Furthermore, the New Democracy leader said of the fast-track procedure that it is a disgrace for the parliamentary system, since the government is not seeking to secure the support of the Greek people, but is instead looking for 151 deputies willing to attach themselves to SYRIZA’s rule.
Mitsotakis then accused the government of turning foreign policy into a tool for undermining Greece’s national identity, and stated that SYRIZA is responsible for the toxic climate currently reigning over the country.
Concerning the appointment of Admiral Evangelos Apostolakis as Defence Minister, Mitsotakis said that even though he honours the latter’s service as admiral, the prime minister’s decision to appoint a high-ranking military officer as head of the Defence Ministry was a “grave mistake, as it does not respect the separation of powers.”
About the Prespes Agreement, Mitsotakis said that a “yes” vote opens the path for the recognition of a so-called “Macedonian” identity and language, as this is the content of the agreement.
“Greece needs political stability”, Mitsotakis added, and expressed the opinion that the only way to achieve this is by going to elections as soon as possible.
Potami leader said he will not give the government a vote of confidence, in his address in parliament on Wednesday evening.

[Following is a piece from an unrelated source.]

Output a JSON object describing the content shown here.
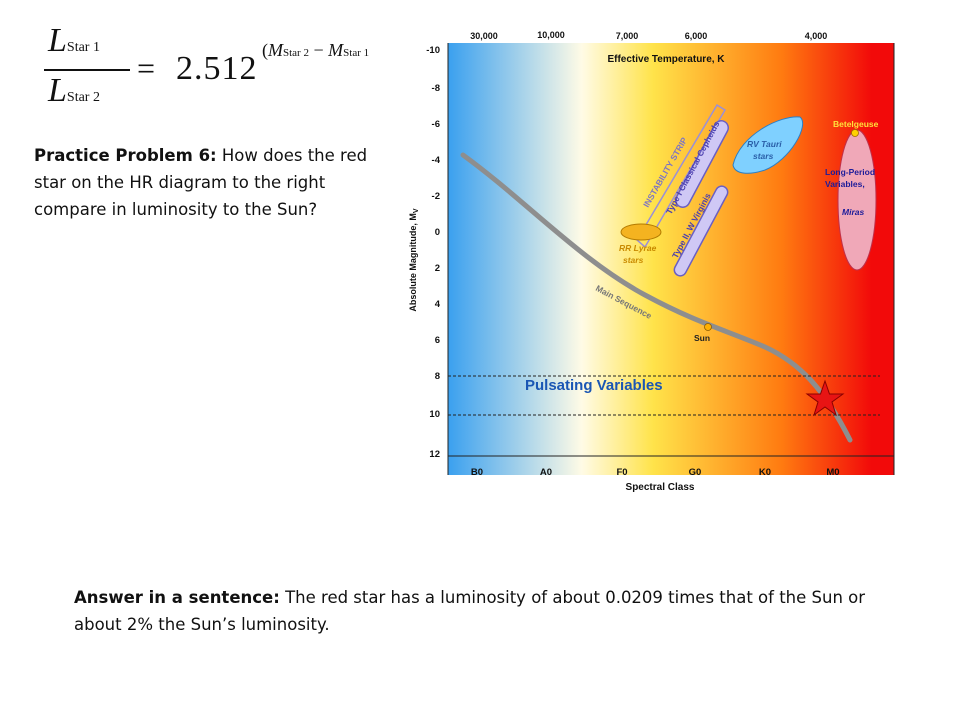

Speaking at the plenary session debating a vote of confidence, Theodorakis said, “The vote of confidence rewards the government for what it has done to now and gives it carte blanche for what it will still do.” He added that “a vote of confidence to the government equals a vote for the Prespes Agreement, not the reverse; a vote for the Prespes Agreement does not mean a vote of confidence for the government.”
He also called on parties to agree they will not allow deputies leaving the party under which they gained a seat in parliament to switch to other parliamentary groups.
The outlook for a vote on the Prespes deal between Greece and FYROM, which is expected in the coming days, was unclear.
Government spokesman Dimitris Tzanakopoulos said the administration’s aim was to secure 151 votes, though he added that technically this is not necessary.
Authorities are bracing for a rally on Sunday against the Prespes agreement in Athens as protests last year drew large crowds.
There are concerns about possible violence as tensions have peaked ahead of the Prespes deal vote. Police in northern Greece arrested four people, two in Grevena and two in Kozani, over the past two days for sticking up “wanted” posters of politicians who have expressed support for the agreement. Another six people were detained in Serres after being found with such posters in their possession.
The arrests follow reports of politicians receiving threats warning them not to support the deal. A 62-year-old former navy officer was arrested earlier this week after allegedly admitting to sending threats to Papacosta.